## Haze Imaging Model

In computer vision and computer graphics, the model widely used to describe the formation of a haze image is as follows:

$$\mathbf{I}(\mathbf{x})=\mathbf{J}(\mathbf{x}) t(\mathbf{x})+\mathbf{A}(1-t(\mathbf{x})) \tag{1}$$

where $\mathbf{I}$ is the observed intensity, $\mathbf{J}$ is the scene radiance, $\mathbf{A}$ is the global atmospheric light, and t is the medium trans- mission describing the portion of the light that is not scat- tered and reaches the camera. The goal of haze removal is to recover $\mathbf{J}, \mathbf{A}$, and t from $\mathbf{I}$.

## Dark Channel Prior

The dark channel prior is based on the following observation on haze-free outdoor images: in most of the non-sky patches, at least one color channel has very low intensity at some pixels. In other words, the minimum intensity in such a patch should has a very low value.
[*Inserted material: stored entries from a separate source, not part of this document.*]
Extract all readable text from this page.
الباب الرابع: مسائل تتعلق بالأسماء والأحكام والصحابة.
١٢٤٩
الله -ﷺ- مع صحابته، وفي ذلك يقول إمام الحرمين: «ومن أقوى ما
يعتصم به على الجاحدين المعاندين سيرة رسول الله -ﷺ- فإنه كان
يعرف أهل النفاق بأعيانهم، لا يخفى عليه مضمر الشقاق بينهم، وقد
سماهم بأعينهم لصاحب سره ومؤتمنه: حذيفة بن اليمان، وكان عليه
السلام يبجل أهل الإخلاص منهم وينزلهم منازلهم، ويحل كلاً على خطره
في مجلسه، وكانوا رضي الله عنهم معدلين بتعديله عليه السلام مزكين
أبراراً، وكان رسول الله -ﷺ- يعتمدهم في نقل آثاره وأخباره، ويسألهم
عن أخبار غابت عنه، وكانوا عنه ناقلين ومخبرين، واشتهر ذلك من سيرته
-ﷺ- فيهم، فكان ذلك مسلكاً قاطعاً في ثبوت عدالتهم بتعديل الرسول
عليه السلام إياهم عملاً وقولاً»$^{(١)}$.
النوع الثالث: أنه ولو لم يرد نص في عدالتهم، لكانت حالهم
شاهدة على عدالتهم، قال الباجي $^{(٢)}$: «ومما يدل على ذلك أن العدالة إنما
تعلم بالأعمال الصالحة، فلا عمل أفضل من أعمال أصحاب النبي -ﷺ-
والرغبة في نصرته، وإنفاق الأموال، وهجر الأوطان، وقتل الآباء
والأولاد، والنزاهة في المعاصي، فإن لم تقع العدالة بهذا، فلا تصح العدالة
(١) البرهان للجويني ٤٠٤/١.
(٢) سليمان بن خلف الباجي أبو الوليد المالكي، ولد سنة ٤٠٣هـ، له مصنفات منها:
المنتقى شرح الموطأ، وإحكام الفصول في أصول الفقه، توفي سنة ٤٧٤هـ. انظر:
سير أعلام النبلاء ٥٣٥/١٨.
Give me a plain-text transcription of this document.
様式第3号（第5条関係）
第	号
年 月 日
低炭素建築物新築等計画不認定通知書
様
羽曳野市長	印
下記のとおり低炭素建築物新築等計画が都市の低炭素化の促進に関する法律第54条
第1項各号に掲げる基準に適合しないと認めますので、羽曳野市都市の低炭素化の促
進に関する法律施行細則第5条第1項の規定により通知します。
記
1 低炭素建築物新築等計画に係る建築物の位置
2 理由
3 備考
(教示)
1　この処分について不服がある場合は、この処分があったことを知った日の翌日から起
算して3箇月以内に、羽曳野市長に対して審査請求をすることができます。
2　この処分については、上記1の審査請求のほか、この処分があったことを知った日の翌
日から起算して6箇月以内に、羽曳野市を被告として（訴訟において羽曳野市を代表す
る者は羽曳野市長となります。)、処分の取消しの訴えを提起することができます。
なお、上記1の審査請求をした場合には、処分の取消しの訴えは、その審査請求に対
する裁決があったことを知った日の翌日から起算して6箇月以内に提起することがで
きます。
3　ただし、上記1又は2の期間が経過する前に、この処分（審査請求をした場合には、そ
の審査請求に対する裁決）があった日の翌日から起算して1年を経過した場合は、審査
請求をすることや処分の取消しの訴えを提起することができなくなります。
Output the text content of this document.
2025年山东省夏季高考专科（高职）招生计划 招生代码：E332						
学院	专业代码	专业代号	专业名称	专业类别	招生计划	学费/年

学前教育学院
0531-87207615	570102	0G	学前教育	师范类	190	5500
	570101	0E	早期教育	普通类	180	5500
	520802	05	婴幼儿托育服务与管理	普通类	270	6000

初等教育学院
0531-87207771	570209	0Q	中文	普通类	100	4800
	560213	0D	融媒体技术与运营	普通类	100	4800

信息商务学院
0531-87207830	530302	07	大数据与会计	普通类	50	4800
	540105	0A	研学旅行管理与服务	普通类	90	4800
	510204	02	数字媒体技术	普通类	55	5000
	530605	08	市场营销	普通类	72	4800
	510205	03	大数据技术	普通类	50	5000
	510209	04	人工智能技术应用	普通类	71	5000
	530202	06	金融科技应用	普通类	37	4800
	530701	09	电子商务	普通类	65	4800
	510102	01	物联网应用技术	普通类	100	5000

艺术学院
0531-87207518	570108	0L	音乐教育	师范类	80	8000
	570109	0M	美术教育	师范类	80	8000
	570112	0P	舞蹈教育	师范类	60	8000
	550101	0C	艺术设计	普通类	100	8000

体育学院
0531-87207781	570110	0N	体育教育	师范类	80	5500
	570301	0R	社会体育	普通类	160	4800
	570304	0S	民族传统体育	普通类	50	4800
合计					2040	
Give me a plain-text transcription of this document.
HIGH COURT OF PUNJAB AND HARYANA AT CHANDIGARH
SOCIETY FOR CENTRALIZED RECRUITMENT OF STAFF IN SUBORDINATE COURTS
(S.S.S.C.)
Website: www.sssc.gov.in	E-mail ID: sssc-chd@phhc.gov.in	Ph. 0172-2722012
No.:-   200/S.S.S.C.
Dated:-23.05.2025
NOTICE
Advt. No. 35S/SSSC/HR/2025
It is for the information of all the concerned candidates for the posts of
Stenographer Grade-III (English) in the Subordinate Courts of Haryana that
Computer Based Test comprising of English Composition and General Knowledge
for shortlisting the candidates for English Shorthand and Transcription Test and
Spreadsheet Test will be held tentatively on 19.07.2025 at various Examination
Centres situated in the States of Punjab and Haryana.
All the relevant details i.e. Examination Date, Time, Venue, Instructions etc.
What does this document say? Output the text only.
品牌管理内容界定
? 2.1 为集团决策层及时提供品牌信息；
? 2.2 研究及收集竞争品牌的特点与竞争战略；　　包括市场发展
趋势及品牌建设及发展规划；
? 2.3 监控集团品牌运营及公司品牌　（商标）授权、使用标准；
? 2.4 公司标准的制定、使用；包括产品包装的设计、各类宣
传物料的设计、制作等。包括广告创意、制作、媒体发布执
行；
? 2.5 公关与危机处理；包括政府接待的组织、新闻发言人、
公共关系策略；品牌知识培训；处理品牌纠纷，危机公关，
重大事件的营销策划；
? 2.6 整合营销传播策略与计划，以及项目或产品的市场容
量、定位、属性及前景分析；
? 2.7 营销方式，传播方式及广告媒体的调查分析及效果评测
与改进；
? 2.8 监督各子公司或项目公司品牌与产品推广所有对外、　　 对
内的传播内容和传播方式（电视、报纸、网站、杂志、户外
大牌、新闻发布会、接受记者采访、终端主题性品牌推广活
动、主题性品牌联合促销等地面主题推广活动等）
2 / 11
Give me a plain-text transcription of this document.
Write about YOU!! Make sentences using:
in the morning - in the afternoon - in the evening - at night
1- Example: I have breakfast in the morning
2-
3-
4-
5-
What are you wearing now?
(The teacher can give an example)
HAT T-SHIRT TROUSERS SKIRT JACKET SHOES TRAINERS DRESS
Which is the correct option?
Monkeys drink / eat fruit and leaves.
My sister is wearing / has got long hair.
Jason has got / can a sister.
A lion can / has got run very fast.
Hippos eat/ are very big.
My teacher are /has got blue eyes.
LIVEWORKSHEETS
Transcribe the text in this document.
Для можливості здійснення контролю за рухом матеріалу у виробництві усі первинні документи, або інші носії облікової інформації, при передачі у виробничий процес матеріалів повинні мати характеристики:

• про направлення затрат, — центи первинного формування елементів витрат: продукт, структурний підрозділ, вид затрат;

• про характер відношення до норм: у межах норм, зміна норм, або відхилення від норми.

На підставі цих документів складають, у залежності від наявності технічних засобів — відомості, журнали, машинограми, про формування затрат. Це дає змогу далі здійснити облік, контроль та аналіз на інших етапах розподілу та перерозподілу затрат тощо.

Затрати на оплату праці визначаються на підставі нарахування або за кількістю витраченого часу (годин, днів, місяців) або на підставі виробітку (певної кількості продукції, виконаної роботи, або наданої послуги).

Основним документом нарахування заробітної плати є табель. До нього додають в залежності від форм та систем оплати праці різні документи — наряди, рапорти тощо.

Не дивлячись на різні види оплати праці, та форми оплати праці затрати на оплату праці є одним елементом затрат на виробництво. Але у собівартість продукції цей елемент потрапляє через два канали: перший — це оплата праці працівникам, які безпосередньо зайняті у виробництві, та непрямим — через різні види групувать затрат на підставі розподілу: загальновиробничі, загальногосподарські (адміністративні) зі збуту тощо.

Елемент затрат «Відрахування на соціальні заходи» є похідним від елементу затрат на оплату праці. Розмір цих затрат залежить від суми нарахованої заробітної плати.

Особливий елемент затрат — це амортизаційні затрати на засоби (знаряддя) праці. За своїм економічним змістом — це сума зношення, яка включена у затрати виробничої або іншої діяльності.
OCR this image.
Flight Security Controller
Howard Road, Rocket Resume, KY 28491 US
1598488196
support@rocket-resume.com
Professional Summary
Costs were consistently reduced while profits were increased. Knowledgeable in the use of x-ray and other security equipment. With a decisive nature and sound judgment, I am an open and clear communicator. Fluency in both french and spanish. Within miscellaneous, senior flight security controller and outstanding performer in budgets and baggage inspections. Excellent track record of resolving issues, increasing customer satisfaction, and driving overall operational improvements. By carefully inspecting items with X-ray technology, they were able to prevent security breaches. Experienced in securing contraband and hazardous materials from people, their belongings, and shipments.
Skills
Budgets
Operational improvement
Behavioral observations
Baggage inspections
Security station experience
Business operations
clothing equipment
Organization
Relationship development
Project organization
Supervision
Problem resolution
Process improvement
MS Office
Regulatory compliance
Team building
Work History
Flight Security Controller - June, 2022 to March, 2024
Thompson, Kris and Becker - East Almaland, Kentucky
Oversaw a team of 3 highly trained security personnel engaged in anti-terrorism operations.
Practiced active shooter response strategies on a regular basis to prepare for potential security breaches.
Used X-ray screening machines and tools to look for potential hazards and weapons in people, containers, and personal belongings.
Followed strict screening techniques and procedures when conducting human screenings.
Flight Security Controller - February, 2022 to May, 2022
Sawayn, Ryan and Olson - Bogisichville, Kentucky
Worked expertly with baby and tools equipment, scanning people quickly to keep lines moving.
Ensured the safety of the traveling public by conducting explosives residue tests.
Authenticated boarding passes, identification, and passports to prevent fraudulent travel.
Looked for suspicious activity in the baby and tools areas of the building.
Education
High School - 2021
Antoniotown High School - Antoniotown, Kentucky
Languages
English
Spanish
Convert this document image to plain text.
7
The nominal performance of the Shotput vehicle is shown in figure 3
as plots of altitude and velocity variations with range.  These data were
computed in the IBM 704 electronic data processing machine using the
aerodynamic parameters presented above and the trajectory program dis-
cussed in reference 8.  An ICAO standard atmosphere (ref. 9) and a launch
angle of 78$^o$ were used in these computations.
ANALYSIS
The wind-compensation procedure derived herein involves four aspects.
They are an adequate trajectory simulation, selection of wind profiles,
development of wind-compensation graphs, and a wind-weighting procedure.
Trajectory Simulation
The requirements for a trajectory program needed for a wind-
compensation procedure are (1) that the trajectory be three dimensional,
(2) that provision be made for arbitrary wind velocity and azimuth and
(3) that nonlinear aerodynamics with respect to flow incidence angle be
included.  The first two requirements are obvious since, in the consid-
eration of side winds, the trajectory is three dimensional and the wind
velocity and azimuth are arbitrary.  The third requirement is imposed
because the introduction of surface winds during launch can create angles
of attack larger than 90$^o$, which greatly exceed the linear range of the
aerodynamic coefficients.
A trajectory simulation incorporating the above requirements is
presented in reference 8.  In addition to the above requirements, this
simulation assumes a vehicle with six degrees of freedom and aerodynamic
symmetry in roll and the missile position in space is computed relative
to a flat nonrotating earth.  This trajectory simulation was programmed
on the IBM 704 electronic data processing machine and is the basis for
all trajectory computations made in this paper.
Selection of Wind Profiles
Formally, for an image $\mathbf{J}$, we define

$$J^{d a r k}(\mathbf{x})=\min _{c \in\{r, g, b\}}\left(\min _{\mathbf{y} \in \Omega(\mathbf{x})}\left(J^{c}(\mathbf{y})\right)\right) \tag{2}$$

where $J^c$ is a color channel of $\mathbf{J}$ and $\Omega(\mathbf{x})$ is a local patch centered at $\mathbf{x}$. Our observation says that except for the sky region, the intensity of $J^{dark}$ is low and tends to be zero, if $\mathbf{J}$ is a haze-free outdoor image. We call $J^{dark}$ the dark channel of $\mathbf{J}$, and we call the above statistical observation or knowledge the dark channel prior.

## Estimating the Atmospheric Light

We can use the dark channel to improve the atmosppheric light estimation. We first pick the top 0.1% brightest pixels in the dark channel. These pixels are most haze-opaque. Among these pixels, the pixels with highest intensity in the input image $\mathbf{I}$ is selected as the atmospheric light.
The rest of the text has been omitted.